Indian Prime Minister Narendra Modi will not attend a regional summit of South Asian leaders in Pakistan in November because of increasing cross-border attacks in the region, the foreign ministry said on Tuesday.
India blames Pakistan for a deadly assault on an army base in the disputed Himalayan region of Kashmir this month that has escalated tensions between the rivals.
India says a group of militants sneaked across the de facto border that separates the countries and killed 18 soldiers on Sept. 18, the biggest loss of life for Indian security forces in the region for 14 years.
Pakistan rejects the accusation and says India needs to conduct a proper investigation before it apportions blame.
Modi was scheduled to attend the South Asian Association for Regional Cooperation (SAARC) summit.
But the Indian foreign ministry said in a statement: “Increasing cross-border terrorist attacks in the region and growing interference in the internal affairs of Member States by one country have created an environment that is not conducive to the successful holding of the 19th SAARC Summit.”
“In the prevailing circumstances, the Government of India is unable to participate in the proposed summit in Islamabad.”

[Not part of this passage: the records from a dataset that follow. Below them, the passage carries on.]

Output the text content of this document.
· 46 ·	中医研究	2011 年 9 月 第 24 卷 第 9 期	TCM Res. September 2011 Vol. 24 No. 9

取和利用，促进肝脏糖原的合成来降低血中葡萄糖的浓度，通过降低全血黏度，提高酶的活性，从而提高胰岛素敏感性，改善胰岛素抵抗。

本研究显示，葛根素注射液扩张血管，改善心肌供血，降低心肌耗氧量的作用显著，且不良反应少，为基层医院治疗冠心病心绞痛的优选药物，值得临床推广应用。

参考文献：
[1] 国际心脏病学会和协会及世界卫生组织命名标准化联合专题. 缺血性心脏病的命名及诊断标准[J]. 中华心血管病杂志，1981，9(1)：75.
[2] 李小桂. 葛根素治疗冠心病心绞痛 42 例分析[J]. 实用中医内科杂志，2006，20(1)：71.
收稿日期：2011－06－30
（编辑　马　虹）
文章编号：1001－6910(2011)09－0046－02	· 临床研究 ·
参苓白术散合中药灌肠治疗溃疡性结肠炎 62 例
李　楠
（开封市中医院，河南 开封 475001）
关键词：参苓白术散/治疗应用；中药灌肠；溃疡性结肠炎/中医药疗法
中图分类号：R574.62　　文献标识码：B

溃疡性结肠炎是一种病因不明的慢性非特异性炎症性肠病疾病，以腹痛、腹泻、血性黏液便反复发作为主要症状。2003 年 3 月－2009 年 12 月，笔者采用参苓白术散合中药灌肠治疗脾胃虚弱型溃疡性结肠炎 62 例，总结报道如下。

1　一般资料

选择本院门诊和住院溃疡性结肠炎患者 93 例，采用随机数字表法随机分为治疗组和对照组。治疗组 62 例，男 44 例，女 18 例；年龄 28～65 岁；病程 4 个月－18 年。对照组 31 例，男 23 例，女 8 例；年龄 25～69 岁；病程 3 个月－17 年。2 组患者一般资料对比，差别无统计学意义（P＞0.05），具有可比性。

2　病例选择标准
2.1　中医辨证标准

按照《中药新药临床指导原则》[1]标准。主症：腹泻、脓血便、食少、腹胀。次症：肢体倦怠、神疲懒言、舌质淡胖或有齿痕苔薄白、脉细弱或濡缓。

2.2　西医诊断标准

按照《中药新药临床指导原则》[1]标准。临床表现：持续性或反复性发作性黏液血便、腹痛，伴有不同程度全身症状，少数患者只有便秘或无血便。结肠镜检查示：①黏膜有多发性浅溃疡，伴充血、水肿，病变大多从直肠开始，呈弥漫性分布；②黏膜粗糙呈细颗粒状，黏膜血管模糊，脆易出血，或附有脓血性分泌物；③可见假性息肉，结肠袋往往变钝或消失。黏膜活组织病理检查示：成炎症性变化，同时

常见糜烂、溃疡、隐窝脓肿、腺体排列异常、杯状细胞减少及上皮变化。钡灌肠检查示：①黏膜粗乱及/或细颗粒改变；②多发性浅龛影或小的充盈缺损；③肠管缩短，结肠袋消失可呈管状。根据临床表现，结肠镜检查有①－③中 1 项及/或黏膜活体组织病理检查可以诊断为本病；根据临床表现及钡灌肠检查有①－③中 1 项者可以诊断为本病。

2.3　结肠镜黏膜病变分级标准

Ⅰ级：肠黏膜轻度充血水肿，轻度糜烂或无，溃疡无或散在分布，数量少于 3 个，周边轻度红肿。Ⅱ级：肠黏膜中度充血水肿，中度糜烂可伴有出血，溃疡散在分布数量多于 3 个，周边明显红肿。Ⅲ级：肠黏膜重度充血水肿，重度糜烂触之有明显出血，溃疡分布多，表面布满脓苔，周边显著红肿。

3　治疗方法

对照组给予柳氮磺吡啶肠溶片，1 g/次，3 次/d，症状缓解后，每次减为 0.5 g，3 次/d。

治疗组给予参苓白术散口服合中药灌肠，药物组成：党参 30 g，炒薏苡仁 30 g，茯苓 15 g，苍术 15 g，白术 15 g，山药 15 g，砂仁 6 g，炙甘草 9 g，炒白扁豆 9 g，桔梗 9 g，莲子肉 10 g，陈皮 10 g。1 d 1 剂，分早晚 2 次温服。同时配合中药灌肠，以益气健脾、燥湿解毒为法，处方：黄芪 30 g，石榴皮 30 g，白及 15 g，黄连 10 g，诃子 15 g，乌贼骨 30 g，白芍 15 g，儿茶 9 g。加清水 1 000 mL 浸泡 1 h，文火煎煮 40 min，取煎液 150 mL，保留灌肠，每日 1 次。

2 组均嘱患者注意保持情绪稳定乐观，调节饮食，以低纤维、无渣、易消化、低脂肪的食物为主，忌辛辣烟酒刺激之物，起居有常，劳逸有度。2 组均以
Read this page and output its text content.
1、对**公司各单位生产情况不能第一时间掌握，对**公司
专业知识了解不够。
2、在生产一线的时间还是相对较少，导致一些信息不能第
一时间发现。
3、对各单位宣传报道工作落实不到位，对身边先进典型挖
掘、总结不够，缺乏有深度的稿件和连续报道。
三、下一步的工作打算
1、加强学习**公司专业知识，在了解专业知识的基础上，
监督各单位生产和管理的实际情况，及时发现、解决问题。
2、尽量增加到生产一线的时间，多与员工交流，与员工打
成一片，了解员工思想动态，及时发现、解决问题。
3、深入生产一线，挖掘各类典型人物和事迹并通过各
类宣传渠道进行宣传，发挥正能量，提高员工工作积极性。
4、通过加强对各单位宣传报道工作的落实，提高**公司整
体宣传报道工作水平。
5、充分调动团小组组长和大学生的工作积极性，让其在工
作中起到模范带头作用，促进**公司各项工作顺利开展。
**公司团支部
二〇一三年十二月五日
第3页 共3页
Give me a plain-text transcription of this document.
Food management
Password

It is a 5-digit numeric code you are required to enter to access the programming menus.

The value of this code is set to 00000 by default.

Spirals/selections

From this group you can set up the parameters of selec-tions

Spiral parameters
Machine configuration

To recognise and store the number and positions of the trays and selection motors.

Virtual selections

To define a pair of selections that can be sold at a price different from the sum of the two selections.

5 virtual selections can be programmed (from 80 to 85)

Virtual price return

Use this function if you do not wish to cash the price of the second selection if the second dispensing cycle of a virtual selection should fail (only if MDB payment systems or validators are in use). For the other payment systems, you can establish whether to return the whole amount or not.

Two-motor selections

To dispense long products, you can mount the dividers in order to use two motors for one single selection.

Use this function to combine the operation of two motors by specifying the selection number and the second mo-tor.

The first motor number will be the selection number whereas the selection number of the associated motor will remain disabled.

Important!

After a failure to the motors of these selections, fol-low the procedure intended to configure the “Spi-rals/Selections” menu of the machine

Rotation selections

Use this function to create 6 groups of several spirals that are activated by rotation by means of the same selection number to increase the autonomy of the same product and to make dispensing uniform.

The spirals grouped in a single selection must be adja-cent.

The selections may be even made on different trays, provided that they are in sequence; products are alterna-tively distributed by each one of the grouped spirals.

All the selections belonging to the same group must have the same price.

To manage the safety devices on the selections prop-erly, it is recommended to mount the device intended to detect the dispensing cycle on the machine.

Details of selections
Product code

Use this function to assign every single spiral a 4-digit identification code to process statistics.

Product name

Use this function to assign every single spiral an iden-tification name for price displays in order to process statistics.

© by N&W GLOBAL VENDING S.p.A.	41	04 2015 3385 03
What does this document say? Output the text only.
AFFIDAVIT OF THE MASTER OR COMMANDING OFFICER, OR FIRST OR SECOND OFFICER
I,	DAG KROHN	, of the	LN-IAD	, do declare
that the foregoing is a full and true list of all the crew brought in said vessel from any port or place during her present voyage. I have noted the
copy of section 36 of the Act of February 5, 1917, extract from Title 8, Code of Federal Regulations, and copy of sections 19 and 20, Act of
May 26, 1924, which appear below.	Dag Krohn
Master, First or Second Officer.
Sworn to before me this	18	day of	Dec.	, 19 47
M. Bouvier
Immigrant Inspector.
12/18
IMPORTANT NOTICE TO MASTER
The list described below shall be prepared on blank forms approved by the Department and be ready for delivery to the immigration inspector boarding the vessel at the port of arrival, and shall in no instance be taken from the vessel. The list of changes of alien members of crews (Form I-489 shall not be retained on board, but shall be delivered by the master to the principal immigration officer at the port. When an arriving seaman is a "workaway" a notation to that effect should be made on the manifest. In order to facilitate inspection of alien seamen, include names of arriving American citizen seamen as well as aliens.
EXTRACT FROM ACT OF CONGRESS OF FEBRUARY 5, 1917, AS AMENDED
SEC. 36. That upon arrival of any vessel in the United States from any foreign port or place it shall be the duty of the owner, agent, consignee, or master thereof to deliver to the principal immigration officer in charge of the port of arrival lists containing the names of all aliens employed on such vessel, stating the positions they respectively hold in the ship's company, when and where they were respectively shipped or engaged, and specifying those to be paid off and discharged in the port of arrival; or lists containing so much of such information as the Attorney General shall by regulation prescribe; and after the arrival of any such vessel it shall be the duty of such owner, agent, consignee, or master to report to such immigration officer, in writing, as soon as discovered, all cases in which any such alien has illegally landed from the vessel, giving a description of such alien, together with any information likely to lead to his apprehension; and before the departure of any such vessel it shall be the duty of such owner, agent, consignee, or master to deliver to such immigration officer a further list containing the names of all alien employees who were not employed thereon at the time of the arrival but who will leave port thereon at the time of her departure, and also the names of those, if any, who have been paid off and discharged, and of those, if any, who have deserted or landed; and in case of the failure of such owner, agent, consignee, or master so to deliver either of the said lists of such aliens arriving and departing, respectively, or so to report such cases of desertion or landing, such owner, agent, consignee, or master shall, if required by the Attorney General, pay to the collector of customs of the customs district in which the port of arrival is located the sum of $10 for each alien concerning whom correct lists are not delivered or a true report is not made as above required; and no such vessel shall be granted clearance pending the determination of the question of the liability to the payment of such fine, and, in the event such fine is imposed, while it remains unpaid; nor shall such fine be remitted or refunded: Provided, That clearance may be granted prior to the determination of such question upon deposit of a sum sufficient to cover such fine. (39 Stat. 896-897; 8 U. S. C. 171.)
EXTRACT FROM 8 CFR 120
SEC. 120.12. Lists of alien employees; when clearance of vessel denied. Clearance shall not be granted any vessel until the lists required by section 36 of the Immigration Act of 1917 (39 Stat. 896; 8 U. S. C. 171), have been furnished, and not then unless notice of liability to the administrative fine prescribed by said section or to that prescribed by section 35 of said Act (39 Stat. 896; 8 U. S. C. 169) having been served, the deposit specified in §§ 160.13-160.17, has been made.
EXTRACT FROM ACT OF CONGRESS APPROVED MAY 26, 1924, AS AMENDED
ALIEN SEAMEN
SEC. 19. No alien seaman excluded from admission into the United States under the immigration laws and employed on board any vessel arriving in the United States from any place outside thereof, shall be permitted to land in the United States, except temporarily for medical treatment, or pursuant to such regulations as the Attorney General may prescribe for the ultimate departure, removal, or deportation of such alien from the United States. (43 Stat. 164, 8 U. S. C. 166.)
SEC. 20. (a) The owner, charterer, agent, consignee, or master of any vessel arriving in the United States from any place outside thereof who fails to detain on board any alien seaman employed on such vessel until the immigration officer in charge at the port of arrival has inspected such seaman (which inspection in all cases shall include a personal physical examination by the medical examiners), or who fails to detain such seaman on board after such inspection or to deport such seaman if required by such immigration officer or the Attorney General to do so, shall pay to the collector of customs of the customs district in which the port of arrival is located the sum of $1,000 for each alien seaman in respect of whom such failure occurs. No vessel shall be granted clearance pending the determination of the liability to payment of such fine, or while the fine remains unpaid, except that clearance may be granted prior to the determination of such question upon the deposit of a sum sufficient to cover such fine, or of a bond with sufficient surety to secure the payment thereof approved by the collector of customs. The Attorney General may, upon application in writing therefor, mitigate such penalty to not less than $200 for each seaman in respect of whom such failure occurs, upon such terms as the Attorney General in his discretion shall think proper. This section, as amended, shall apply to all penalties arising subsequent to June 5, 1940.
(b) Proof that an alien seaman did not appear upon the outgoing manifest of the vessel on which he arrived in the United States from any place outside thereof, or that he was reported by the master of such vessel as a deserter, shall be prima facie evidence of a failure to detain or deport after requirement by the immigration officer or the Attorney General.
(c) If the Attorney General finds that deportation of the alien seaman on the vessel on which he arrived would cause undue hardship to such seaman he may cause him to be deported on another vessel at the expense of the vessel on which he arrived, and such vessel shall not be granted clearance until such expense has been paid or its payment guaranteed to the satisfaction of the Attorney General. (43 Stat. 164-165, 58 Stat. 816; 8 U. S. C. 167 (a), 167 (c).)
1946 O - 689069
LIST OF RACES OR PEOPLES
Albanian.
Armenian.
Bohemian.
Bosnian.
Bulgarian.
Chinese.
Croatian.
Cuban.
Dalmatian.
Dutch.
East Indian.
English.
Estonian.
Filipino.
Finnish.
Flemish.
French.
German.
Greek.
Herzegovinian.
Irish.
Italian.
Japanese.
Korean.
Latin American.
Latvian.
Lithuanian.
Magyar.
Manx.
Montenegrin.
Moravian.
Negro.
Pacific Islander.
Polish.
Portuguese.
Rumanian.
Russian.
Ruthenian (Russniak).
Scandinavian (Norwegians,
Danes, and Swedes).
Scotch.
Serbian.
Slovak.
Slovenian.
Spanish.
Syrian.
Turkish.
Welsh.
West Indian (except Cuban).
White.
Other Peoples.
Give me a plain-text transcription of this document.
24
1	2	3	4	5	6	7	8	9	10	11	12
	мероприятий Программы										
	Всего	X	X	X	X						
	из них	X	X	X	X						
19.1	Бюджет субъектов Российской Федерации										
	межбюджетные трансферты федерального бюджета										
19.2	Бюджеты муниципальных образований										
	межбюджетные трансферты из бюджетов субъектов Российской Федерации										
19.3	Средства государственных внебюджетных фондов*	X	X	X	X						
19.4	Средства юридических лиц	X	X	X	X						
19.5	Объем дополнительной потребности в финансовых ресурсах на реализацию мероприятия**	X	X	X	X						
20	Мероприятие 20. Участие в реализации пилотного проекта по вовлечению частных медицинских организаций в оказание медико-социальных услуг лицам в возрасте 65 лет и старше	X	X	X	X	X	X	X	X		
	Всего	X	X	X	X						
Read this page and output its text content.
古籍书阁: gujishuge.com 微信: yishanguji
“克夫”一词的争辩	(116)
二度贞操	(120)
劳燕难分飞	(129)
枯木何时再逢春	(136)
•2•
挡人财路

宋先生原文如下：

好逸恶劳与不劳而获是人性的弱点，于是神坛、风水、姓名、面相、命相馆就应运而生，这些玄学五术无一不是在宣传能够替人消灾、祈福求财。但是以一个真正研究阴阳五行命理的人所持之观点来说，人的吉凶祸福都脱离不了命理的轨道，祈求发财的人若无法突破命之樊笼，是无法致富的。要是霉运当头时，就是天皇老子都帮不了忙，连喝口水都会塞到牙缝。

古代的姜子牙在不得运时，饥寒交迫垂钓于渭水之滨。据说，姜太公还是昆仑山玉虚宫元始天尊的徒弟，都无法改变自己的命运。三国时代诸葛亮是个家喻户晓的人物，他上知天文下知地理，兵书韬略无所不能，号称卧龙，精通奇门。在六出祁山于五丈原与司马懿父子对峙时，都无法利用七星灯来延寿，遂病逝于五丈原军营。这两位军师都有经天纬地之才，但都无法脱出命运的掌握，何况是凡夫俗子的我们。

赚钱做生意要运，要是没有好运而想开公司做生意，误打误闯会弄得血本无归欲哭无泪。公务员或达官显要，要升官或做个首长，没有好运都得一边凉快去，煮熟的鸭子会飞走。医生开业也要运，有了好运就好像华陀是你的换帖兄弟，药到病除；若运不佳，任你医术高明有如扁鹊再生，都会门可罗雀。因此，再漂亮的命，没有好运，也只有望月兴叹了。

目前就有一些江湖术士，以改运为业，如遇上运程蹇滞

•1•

Pakistan’s foreign ministry called India’s announcement “unfortunate” and said it remained committed to peace and regional cooperation. In a statement, it accused India of meddling in Pakistan’s internal matters.
India said it understood that some other SAARC members were apprehensive about attending but it did not name them.
The decision to cancel Modi’s visit is the latest attempt by India to try to pressure Pakistan diplomatically. India has said it will respond to the Kashmir attack but experts say it is short of military options because of the risk of escalation.
India on Monday began a campaign to isolate Pakistan at the United Nations and Modi told officials India should exploit more of the water from three rivers that flow into its neighbour, potentially cutting water levels downstream.
Pakistan’s top foreign official said on Tuesday it would treat it as “an act of war” if India revoked the Indus Water Treaty regulating river flows.
Indian and Pakistani mistrust has long undermined South Asian regional cooperation and is widely blamed for the poor performance of SAARC, which successive Indian leaders hoped would help South Asia become a viable economic counterweight to China.
Divided between India and Pakistan since 1947, the nuclear flashpoint of Kashmir lies at the heart of the countries’ rivalry. India also faces an insurgency against its rule in the portion it controls, its only Muslim-majority state.